The first set over, many returned to their seats to share in some of the mulled wine that was pouring round. Draeden instantly attacked the pasties and was prevailed upon by the old men who had returned to the tables in want of them.
“You just give that here,” said the old bodger, holding out his hand. “Highness or no, you take my pastie what I was savin’, and I’ll wallop you with my here shoe.”
He waved his shoe threateningly about, and Draeden was forced to part with his treat.
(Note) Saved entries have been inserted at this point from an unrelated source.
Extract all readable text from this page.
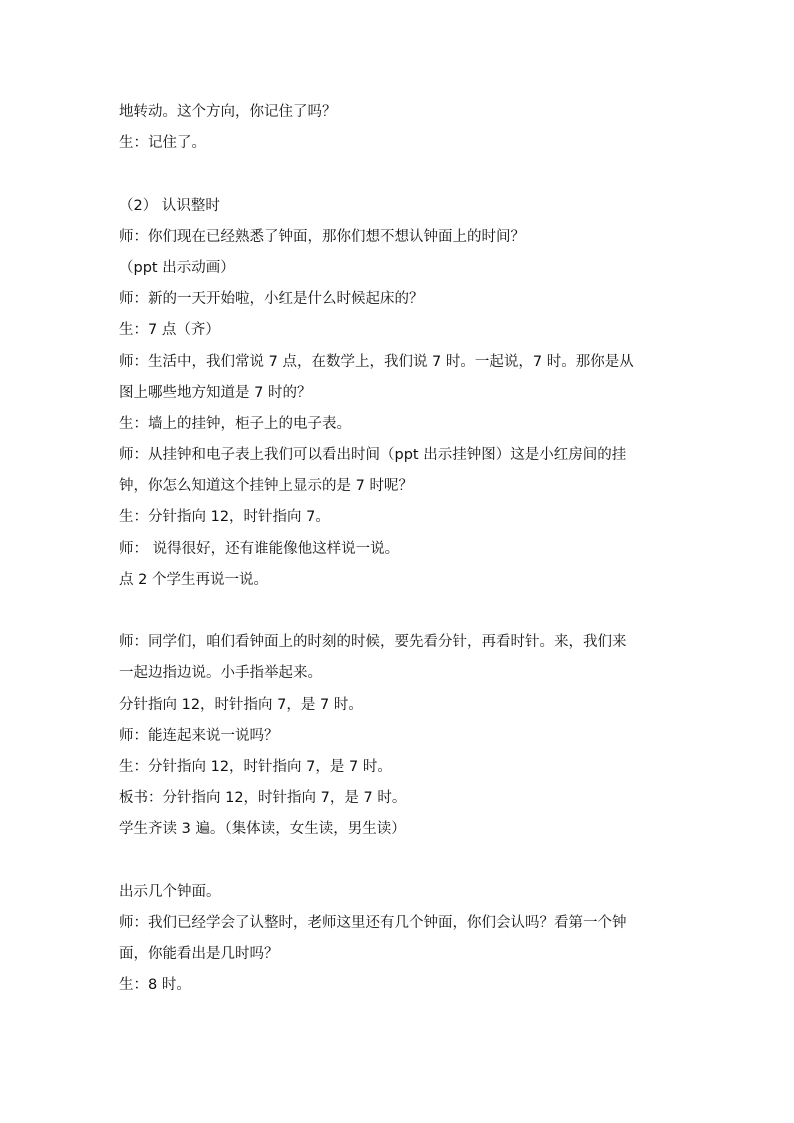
地转动。这个方向，你记住了吗？
生：记住了。
（2） 认识整时
师：你们现在已经熟悉了钟面，那你们想不想认钟面上的时间？
（ppt 出示动画）
师：新的一天开始啦，小红是什么时候起床的？
生：7 点（齐）
师：生活中，我们常说 7 点，在数学上，我们说 7 时。一起说，7 时。那你是从
图上哪些地方知道是 7 时的？
生：墙上的挂钟，柜子上的电子表。
师：从挂钟和电子表上我们可以看出时间（ppt 出示挂钟图）这是小红房间的挂
钟，你怎么知道这个挂钟上显示的是 7 时呢？
生：分针指向 12，时针指向 7。
师： 说得很好，还有谁能像他这样说一说。
点 2 个学生再说一说。
师：同学们，咱们看钟面上的时刻的时候，要先看分针，再看时针。来，我们来
一起边指边说。小手指举起来。
分针指向 12，时针指向 7，是 7 时。
师：能连起来说一说吗？
生：分针指向 12，时针指向 7，是 7 时。
板书：分针指向 12，时针指向 7，是 7 时。
学生齐读 3 遍。（集体读，女生读，男生读）
出示几个钟面。
师：我们已经学会了认整时，老师这里还有几个钟面，你们会认吗？看第一个钟
面，你能看出是几时吗？
生：8 时。
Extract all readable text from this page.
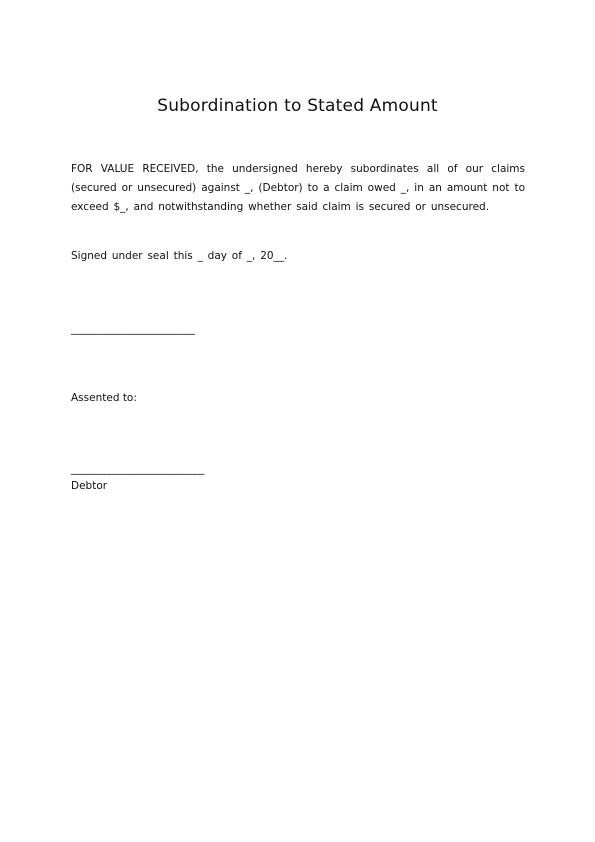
Subordination to Stated Amount
FOR VALUE RECEIVED, the undersigned hereby subordinates all of our claims (secured or unsecured) against _, (Debtor) to a claim owed _, in an amount not to exceed $_, and notwithstanding whether said claim is secured or unsecured.
Signed under seal this _ day of _, 20__.
__________________________
Assented to:
____________________________
Debtor
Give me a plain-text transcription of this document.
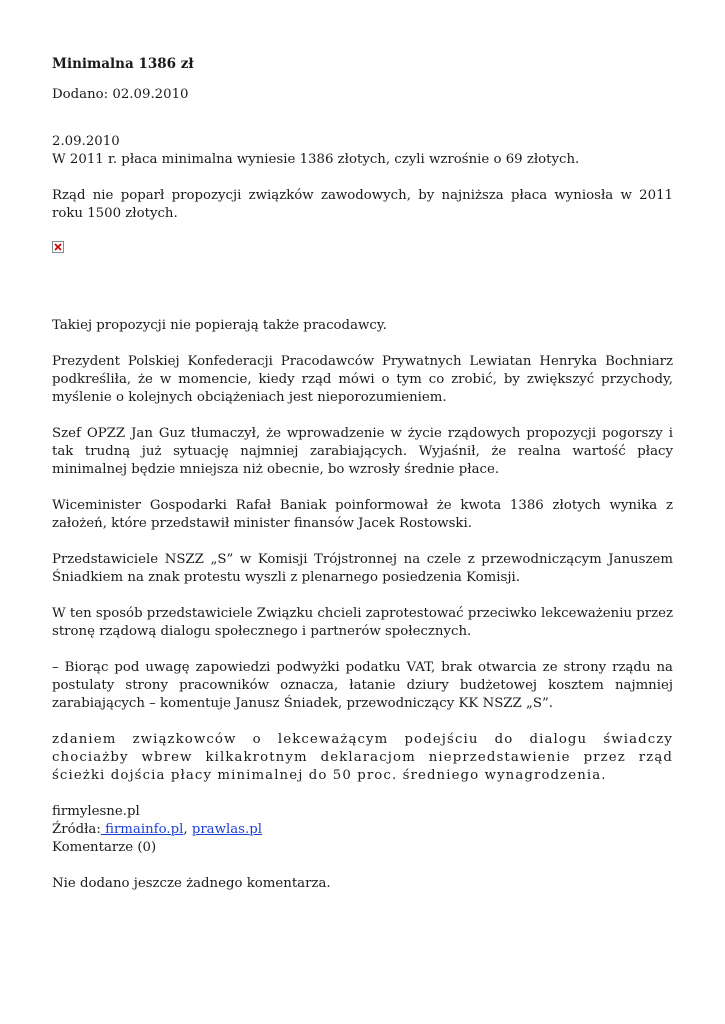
Minimalna 1386 zł
Dodano: 02.09.2010
2.09.2010

W 2011 r. płaca minimalna wyniesie 1386 złotych, czyli wzrośnie o 69 złotych.

Rząd nie poparł propozycji związków zawodowych, by najniższa płaca wyniosła w 2011 roku 1500 złotych.

Takiej propozycji nie popierają także pracodawcy.

Prezydent Polskiej Konfederacji Pracodawców Prywatnych Lewiatan Henryka Bochniarz podkreśliła, że w momencie, kiedy rząd mówi o tym co zrobić, by zwiększyć przychody, myślenie o kolejnych obciążeniach jest nieporozumieniem.

Szef OPZZ Jan Guz tłumaczył, że wprowadzenie w życie rządowych propozycji pogorszy i tak trudną już sytuację najmniej zarabiających. Wyjaśnił, że realna wartość płacy minimalnej będzie mniejsza niż obecnie, bo wzrosły średnie płace.

Wiceminister Gospodarki Rafał Baniak poinformował że kwota 1386 złotych wynika z założeń, które przedstawił minister finansów Jacek Rostowski.

Przedstawiciele NSZZ „S” w Komisji Trójstronnej na czele z przewodniczącym Januszem Śniadkiem na znak protestu wyszli z plenarnego posiedzenia Komisji.

W ten sposób przedstawiciele Związku chcieli zaprotestować przeciwko lekceważeniu przez stronę rządową dialogu społecznego i partnerów społecznych.

– Biorąc pod uwagę zapowiedzi podwyżki podatku VAT, brak otwarcia ze strony rządu na postulaty strony pracowników oznacza, łatanie dziury budżetowej kosztem najmniej zarabiających – komentuje Janusz Śniadek, przewodniczący KK NSZZ „S”.

zdaniem związkowców o lekceważącym podejściu do dialogu świadczy chociażby wbrew kilkakrotnym deklaracjom nieprzedstawienie przez rząd ścieżki dojścia płacy minimalnej do 50 proc. średniego wynagrodzenia.

firmylesne.pl
Źródła: firmainfo.pl, prawlas.pl
Komentarze (0)
Nie dodano jeszcze żadnego komentarza.
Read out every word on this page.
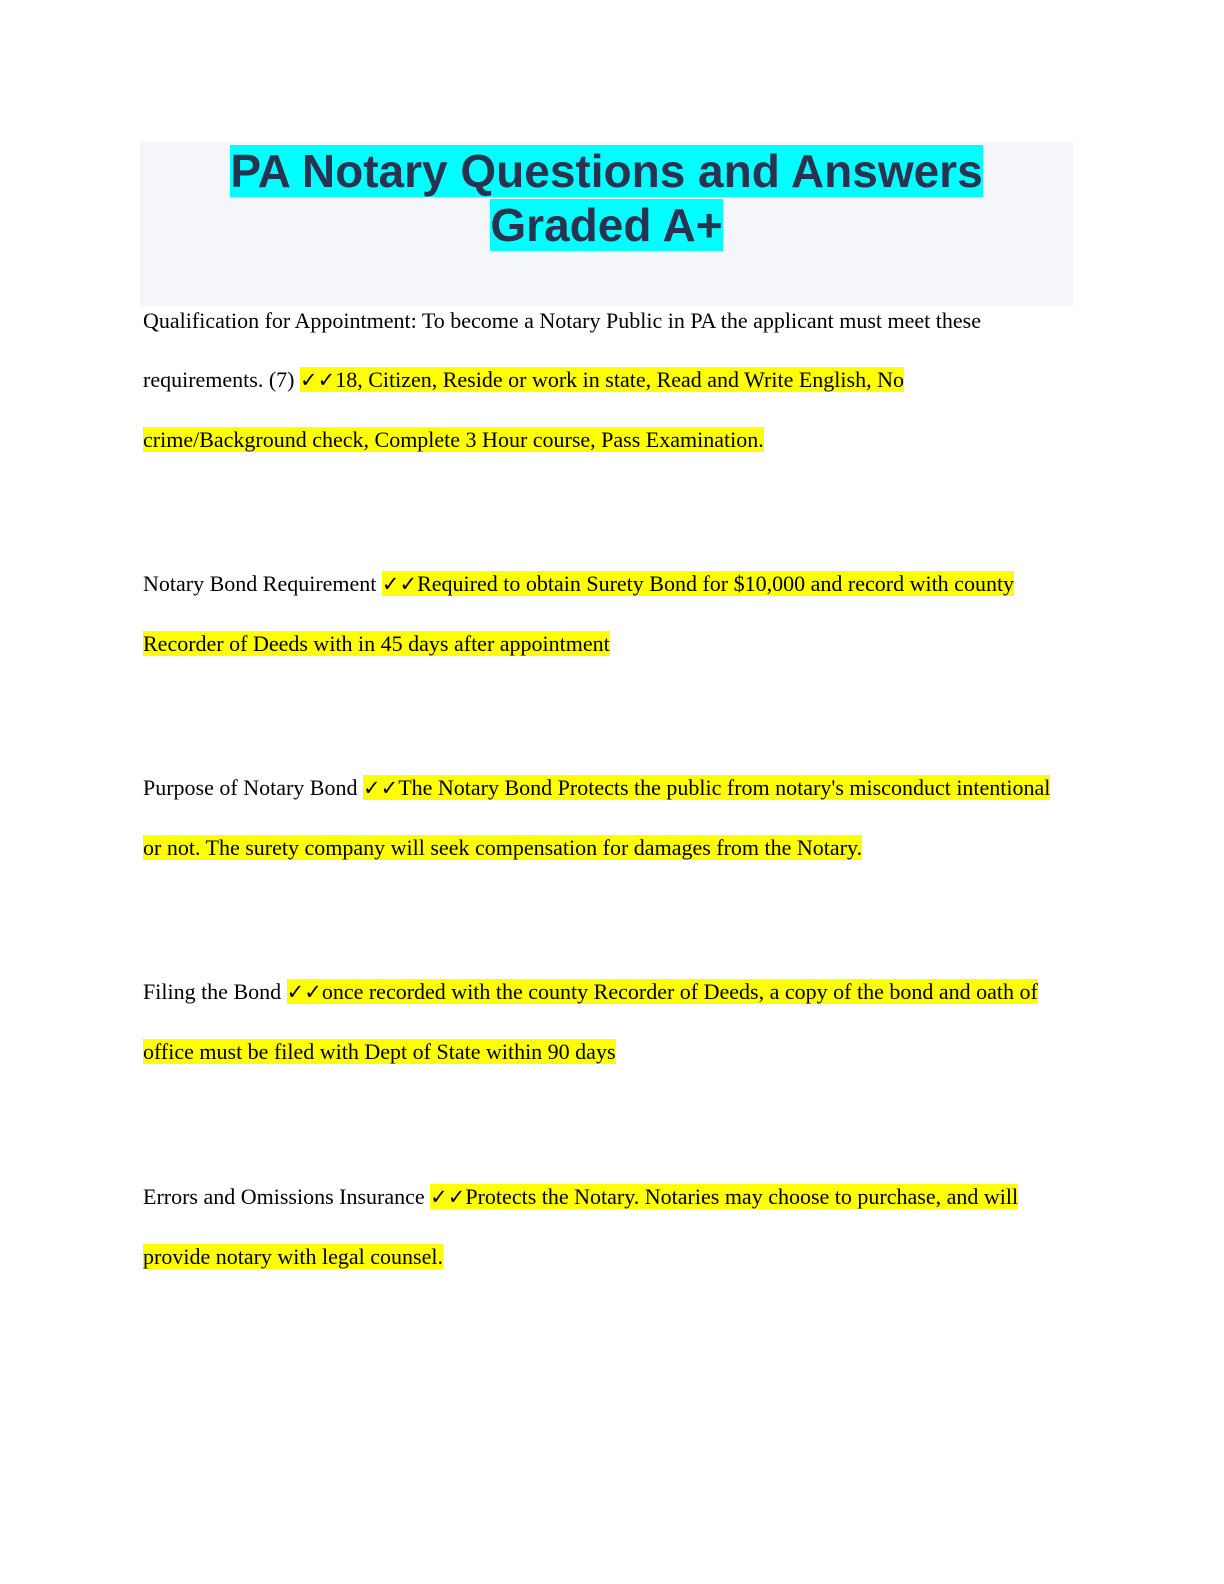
PA Notary Questions and Answers
Graded A+
Qualification for Appointment: To become a Notary Public in PA the applicant must meet these requirements. (7) ✓✓18, Citizen, Reside or work in state, Read and Write English, No crime/Background check, Complete 3 Hour course, Pass Examination.
Notary Bond Requirement ✓✓Required to obtain Surety Bond for $10,000 and record with county Recorder of Deeds with in 45 days after appointment
Purpose of Notary Bond ✓✓The Notary Bond Protects the public from notary's misconduct intentional or not. The surety company will seek compensation for damages from the Notary.
Filing the Bond ✓✓once recorded with the county Recorder of Deeds, a copy of the bond and oath of office must be filed with Dept of State within 90 days
Errors and Omissions Insurance ✓✓Protects the Notary. Notaries may choose to purchase, and will provide notary with legal counsel.
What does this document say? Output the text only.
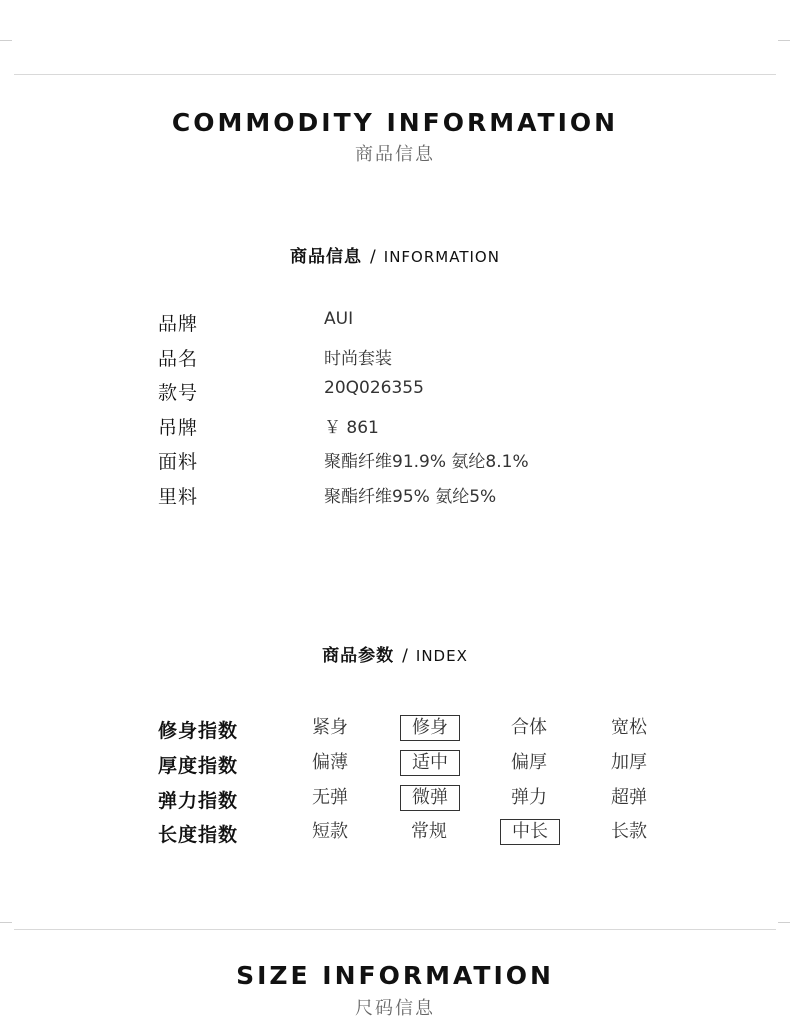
COMMODITY INFORMATION
商品信息
商品信息 / INFORMATION
品牌	AUI
品名	时尚套装
款号	20Q026355
吊牌	￥ 861
面料	聚酯纤维91.9% 氨纶8.1%
里料	聚酯纤维95% 氨纶5%
商品参数 / INDEX
修身指数	紧身	修身	合体	宽松
厚度指数	偏薄	适中	偏厚	加厚
弹力指数	无弹	微弹	弹力	超弹
长度指数	短款	常规	中长	长款
SIZE INFORMATION
尺码信息
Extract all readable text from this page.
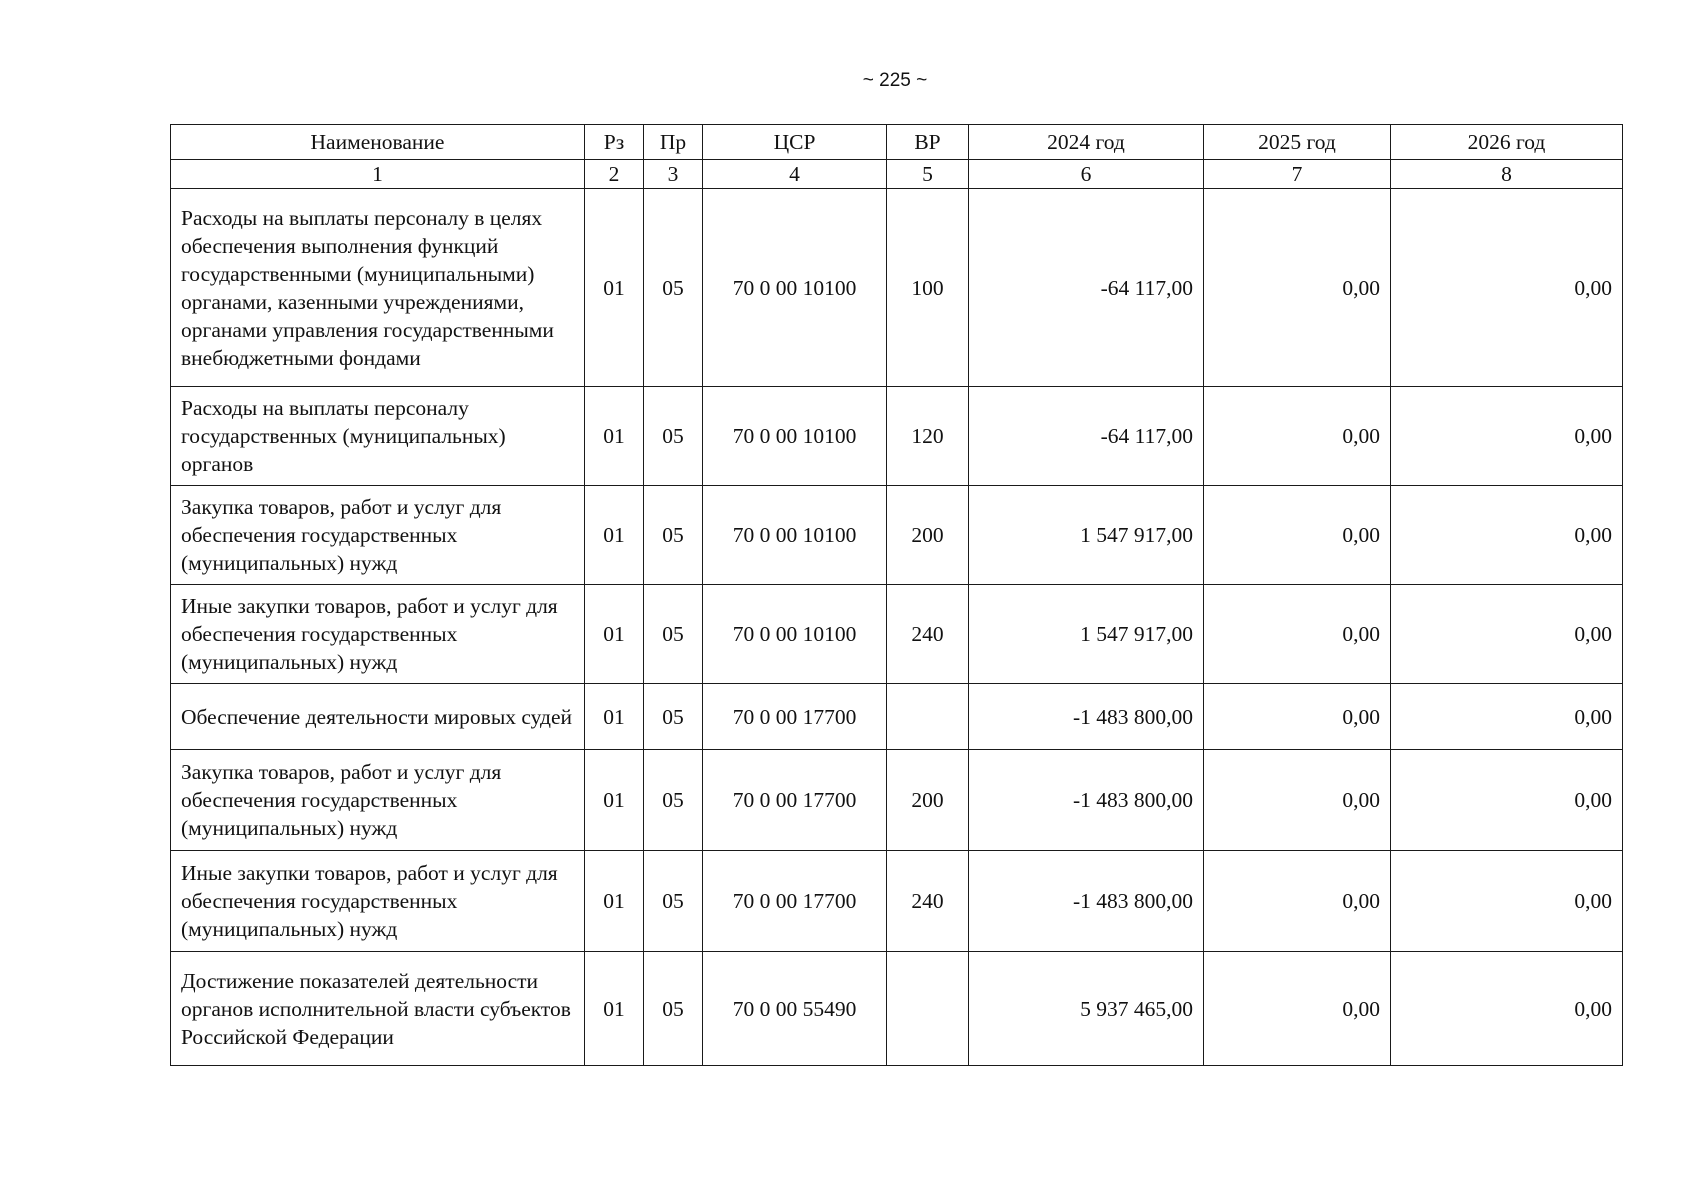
~ 225 ~
Наименование	Рз	Пр	ЦСР	ВР	2024 год	2025 год	2026 год
1	2	3	4	5	6	7	8
Расходы на выплаты персоналу в целях обеспечения выполнения функций государственными (муниципальными) органами, казенными учреждениями, органами управления государственными внебюджетными фондами	01	05	70 0 00 10100	100	-64 117,00	0,00	0,00
Расходы на выплаты персоналу государственных (муниципальных) органов	01	05	70 0 00 10100	120	-64 117,00	0,00	0,00
Закупка товаров, работ и услуг для обеспечения государственных (муниципальных) нужд	01	05	70 0 00 10100	200	1 547 917,00	0,00	0,00
Иные закупки товаров, работ и услуг для обеспечения государственных (муниципальных) нужд	01	05	70 0 00 10100	240	1 547 917,00	0,00	0,00
Обеспечение деятельности мировых судей	01	05	70 0 00 17700		-1 483 800,00	0,00	0,00
Закупка товаров, работ и услуг для обеспечения государственных (муниципальных) нужд	01	05	70 0 00 17700	200	-1 483 800,00	0,00	0,00
Иные закупки товаров, работ и услуг для обеспечения государственных (муниципальных) нужд	01	05	70 0 00 17700	240	-1 483 800,00	0,00	0,00
Достижение показателей деятельности органов исполнительной власти субъектов Российской Федерации	01	05	70 0 00 55490		5 937 465,00	0,00	0,00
He sighed and returned one pasty to the old bodger, and then he moved to go and eat the rest of his conquest in peace, but the old man grabbed his arm and drew him back again.
“I ain’t lettin’ you make off with the lot, Highness,” the old bodger protested. “You ate that there roast I wanted. I ain’t lettin’ you have all that.”
Draeden looked down and counted the pasties in his arms. “Perhaps we can share them, sir,” he said kindly, offering half his trove.
“Share? Pah! You don’t know nothin’ about sharin’. I seen you eat ‘em conies and geese yourself, boy.”
Draeden turned aside and hemmed in shame.
“You’re owin’ me for all ‘em chairs that there giant o’ yours keeps breakin’.” The bodger gave him an impatient look. “I’m old, boy. Don’t make me guilt you.”
A conciliating sigh and a blush, and Draeden made all his treasures over to the old man. He moaned at his misfortune, declared himself famished again, cursed Bryeison for being right, decried his wretched desire to dance, and inspected the tables until he found half a game hen untouched to satisfy him.